[Fwd: Re: NYP and its writers]

Katha Pollitt kpollitt at thenation.com
Sat Nov 13 19:29:56 PST 1999


Steve Perry wrote:
>
> Katha Pollitt wrote:
> >I like David Corn too, but I think he's making a mistake writing for
> >NYP. It certainly isn't increasing his visibility, reputation,production
> >of influential writing-- or number of sane readers either!
>
> the phrase that sticks out is "production of influential writing."
> what could be less influential at this point than writing for mags
> like the nation, the progressive, in these times, or mother jones,
> small-circ publications whose reader base consists largely of
> the very people most predisposed to agree with writers on the left?
> i should add--and pardon my primitivism--that i think any worthy
> measure of "influence" should include the effort to speak to those
> who are not already part of the choir.

Well, I certainly agree that writing for the left press one reaches a small audience--that's one reason I write for other places too, as all nation writers do. But opinion journals are not just about influencing their readers,they're about shaping a debate within a political tendency and about influencing the larger public debate by focusing arguments in one place. The Weekly Standard has a small readership , but it's had a huge influence because it makes a particular strand of rightwing politics visible in a way it wasn't before. Of course, it helps to have rupert Murdoch as your publisher!

But the question on the table is not so much whether one should write at all for rightwing papers but how much one should identify with them (an occasional Op-Ed or news story like jeff wrote about the racist cop is different than a column). And then there is the question of what one writes there. How attacking the left in a rightwing paper expands the influence of the left is mysterious to me--why not attack the Right in a rightwing paper? why attack the nation in NYP but NEVER NYP in the Nation (or anywhere else)? Seems to me Alex does not challenge the preconceptions of his NYP readers as much as he panders to their spleen and self-satisfaction--their image of themselves as macho iconoclasts.

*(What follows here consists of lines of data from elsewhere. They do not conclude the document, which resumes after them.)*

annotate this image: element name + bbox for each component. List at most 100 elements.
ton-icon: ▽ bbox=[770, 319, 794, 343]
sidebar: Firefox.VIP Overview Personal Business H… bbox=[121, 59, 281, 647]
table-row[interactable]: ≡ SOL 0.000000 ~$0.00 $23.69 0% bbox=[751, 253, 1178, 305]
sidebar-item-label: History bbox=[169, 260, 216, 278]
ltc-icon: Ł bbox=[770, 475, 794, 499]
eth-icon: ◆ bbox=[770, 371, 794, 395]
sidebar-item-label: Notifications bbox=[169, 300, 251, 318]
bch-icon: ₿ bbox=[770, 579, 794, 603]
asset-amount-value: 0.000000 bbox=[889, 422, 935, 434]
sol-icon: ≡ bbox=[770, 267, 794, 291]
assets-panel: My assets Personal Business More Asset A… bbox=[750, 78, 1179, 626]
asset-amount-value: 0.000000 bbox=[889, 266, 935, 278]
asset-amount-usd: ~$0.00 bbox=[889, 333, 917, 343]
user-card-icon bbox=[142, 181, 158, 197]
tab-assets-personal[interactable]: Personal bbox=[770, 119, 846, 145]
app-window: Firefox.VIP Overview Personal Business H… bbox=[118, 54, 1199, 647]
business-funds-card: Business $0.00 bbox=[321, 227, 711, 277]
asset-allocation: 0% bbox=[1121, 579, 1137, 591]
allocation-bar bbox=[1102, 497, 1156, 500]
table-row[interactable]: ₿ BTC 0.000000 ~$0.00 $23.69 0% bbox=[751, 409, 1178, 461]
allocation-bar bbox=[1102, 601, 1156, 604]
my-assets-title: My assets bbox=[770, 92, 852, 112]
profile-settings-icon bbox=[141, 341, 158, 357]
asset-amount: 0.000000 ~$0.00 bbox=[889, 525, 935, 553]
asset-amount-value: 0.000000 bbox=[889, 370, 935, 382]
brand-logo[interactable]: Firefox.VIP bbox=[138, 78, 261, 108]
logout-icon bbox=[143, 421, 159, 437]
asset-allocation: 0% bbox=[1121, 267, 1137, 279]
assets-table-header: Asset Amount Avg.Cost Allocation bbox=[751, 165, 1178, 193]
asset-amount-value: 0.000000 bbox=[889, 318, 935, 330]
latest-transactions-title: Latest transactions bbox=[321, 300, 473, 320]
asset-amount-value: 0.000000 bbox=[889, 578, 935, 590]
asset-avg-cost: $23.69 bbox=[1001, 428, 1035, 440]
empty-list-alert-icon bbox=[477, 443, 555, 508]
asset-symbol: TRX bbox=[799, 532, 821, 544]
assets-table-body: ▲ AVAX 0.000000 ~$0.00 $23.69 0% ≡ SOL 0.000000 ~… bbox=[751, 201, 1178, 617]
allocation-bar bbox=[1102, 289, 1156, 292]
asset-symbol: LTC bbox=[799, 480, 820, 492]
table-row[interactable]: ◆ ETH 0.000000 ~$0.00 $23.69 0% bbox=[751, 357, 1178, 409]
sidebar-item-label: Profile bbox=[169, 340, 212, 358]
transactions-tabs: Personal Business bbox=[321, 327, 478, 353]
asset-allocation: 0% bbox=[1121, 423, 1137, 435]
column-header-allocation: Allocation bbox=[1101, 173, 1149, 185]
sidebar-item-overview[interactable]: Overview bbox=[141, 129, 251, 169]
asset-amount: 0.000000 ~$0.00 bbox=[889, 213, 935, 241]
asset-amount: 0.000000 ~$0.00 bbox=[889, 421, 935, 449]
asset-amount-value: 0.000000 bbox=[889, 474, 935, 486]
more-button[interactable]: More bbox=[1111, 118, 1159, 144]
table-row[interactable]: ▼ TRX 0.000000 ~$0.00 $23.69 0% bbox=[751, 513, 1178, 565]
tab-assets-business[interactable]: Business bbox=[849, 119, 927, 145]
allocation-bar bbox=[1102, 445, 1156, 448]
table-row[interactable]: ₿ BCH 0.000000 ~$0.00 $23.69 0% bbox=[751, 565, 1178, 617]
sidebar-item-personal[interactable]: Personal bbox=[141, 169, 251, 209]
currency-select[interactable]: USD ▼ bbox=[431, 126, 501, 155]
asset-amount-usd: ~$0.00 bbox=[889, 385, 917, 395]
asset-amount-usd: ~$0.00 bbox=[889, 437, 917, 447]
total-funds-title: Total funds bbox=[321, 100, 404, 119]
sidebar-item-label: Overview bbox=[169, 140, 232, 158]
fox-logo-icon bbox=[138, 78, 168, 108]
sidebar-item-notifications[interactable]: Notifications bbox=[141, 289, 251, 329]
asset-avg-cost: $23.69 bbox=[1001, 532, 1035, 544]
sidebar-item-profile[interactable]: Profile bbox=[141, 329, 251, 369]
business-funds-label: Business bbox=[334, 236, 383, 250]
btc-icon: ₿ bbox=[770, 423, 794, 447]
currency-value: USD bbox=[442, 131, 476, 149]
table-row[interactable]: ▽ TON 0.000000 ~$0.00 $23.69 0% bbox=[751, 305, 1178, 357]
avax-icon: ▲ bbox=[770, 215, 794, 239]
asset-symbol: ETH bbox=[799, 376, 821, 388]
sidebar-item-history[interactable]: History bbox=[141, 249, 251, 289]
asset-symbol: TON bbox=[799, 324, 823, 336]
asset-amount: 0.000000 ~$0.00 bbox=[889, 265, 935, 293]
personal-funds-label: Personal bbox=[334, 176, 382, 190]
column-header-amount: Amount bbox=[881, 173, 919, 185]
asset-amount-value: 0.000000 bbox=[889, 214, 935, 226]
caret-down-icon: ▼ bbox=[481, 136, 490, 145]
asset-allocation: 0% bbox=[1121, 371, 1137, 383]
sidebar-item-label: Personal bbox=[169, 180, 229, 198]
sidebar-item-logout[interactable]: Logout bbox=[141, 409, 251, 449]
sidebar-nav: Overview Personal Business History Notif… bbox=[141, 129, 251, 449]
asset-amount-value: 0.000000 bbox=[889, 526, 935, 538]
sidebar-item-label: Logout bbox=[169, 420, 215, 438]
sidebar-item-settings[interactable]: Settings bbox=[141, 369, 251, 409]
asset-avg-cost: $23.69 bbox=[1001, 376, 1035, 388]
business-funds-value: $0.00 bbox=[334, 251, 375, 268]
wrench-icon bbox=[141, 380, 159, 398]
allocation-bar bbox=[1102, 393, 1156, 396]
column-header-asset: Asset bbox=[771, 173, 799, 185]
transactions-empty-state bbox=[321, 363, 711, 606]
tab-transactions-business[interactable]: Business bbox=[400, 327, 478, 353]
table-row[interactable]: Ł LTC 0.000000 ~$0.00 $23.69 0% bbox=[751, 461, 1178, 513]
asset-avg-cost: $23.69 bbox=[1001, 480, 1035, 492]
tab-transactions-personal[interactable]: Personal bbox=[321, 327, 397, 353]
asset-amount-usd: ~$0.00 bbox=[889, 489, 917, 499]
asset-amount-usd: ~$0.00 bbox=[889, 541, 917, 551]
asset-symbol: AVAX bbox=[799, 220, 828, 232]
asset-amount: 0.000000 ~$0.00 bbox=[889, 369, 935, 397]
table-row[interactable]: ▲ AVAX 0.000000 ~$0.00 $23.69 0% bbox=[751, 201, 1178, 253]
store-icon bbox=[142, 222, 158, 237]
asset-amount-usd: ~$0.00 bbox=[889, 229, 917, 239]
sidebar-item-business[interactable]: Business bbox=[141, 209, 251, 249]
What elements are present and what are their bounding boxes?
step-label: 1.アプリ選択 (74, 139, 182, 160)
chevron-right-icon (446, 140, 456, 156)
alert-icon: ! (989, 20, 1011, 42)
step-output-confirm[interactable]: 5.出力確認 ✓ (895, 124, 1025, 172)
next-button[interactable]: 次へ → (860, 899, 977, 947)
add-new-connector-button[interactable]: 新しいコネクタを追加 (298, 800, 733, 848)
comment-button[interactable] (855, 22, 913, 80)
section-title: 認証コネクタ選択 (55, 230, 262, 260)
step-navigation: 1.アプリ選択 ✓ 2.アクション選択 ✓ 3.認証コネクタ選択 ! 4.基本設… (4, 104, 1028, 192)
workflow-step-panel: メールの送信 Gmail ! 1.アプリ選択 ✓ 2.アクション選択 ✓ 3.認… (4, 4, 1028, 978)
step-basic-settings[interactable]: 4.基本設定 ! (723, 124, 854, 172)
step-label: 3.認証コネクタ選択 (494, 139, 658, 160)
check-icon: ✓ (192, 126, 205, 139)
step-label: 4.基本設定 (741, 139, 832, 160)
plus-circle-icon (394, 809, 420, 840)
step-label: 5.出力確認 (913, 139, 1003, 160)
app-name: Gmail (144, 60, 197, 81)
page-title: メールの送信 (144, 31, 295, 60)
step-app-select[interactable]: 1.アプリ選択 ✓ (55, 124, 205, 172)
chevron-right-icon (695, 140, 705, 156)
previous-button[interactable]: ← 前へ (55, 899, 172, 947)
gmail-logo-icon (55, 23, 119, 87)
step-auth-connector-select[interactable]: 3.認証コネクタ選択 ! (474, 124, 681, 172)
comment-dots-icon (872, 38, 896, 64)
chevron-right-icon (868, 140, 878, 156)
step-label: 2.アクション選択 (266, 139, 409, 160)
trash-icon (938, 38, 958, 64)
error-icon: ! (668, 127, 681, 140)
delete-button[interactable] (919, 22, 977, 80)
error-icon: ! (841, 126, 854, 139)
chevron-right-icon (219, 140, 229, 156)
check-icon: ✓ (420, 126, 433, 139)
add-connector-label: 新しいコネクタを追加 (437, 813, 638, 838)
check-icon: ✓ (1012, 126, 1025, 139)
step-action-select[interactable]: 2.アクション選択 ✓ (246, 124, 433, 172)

I have many differences with Christopher Hitchens, but I think he does a much better job of challenging his readers' preconceptions in his Vanity Fair column -- for instance, he writes in a serious and passionate and really informed way about the death penalty, which for VF's complacent don'tbothermeI'mmakingmoney readers is probably a mental stretch. By contrast, Alex used the execution of Karla Faye Tucker to bash the liberal women's movement (and give Pat Robertson a bouquet -- although robertson is virulently pro-death penalty and only made an exception for tucker because she was a bornagain. If she'd found Moses instead of jesus he'd have given her the lethal injection himself!). What Alex didn't do is say ANYTHING that would make a pro-deathpenalty reader think again or someone who didn't care question their indifference.